When building security systems it is important to be able to evaluate their security, something that is currently hard and computationally expensive for anonymous communications. The final aim of our project is to develop techniques to measure anonymity that may be scaled to understand the anonymity properties of larger systems. Advances in measuring the anonymity of complex systems will benefit the whole field.

This project directly contributes to our understanding of privacy enhancing technologies, and in particular the field of anonymous communications. The outcomes of the project will inform the design, analysis and evaluation of privacy technologies.

There are 3 types of beneficiaries of such research:

(1) The academic community working on privacy enhancing technologies will benefit from a deeper understanding of the design space of secure anonymous communications, as well as better security analysis techniques. This is an established field in computer security, and the project addresses important open problems, such as support for heterogeneous traffic patterns, defenses against long term statistical attacks, secure group communications, better evaluation methodologies, and secure & private control systems.

(2) Policy makers will benefit from an understanding of the possibilities and limits of technical protections for privacy. Online privacy is an active topic of policy debate, and our research will elucidate the extent to which we can build network systems that resist pervasive meta-data monitoring. We are in direct dialog with data protection authorities (such as the EU EDPS), the EU's network security agency (ENISA), and civil society organizations such as Privacy International who will directly benefit from the understanding of privacy technologies resulting from the project. Similarly, national security authorities, critical infrastructure protection authorities, and law enforcement will directly benefit from understanding the limits, or possibilities, of secure and private communications.

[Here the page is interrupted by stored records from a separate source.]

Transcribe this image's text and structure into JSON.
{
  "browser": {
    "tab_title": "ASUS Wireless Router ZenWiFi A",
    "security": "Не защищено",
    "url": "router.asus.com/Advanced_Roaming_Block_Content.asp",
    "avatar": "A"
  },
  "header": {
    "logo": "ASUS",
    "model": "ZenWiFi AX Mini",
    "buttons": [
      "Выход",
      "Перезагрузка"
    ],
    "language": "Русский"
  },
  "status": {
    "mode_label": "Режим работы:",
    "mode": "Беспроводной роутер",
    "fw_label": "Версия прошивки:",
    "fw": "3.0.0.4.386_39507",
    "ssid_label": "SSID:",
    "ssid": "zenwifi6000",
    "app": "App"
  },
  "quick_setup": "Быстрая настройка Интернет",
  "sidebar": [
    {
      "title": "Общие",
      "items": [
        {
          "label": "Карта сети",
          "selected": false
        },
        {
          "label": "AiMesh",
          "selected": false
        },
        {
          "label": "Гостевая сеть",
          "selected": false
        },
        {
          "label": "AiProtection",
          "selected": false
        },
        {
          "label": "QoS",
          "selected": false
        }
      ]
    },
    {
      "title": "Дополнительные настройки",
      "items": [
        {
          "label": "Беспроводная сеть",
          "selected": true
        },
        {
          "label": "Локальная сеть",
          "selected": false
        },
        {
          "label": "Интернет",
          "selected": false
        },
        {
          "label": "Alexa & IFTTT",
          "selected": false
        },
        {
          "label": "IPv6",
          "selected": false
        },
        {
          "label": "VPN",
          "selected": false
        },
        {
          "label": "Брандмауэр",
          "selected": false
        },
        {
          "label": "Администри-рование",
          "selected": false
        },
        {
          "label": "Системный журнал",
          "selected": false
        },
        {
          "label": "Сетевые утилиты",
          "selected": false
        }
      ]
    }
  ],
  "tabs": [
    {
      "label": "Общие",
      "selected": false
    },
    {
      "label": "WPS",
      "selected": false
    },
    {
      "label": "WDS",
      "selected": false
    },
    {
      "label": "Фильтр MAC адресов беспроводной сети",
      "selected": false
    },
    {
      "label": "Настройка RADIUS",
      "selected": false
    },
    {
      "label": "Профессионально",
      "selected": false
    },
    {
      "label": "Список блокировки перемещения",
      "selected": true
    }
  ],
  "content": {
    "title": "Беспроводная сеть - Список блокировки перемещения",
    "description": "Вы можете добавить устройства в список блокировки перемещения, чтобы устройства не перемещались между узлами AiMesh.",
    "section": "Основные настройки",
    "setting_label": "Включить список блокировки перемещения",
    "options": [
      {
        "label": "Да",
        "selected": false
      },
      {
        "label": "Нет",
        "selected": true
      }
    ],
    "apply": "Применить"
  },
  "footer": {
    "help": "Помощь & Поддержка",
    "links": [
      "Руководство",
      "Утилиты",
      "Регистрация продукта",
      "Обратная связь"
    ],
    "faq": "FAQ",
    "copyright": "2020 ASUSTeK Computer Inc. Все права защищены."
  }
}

(3) Civil society and business stakeholders will benefit directly from the outcomes of this research project, through the possible development of tools that strengthen the privacy of communications and protect them against pervasive surveillance. We are in direct contact with a number of stakeholders that provide private communication services to end-users, and a number of our research questions are designed to address open problems in developing such technologies. This project's partner, the LEAP Encryption Access Project, designs, implements and operates a number of private communication services internationally, and have a direct interest in integrating the privacy mechanisms developed through our research into their systems. Similarly, we are in contact with the Electronic Frontier Foundation (EFF) in the US, which has in the past sponsored the operation of anonymous communications systems. Finally, we are in contact with the designers of the Tor anonymizing service, as well as the maintainers of the off-the-record messaging service, to integrate the outcomes of our project into their systems.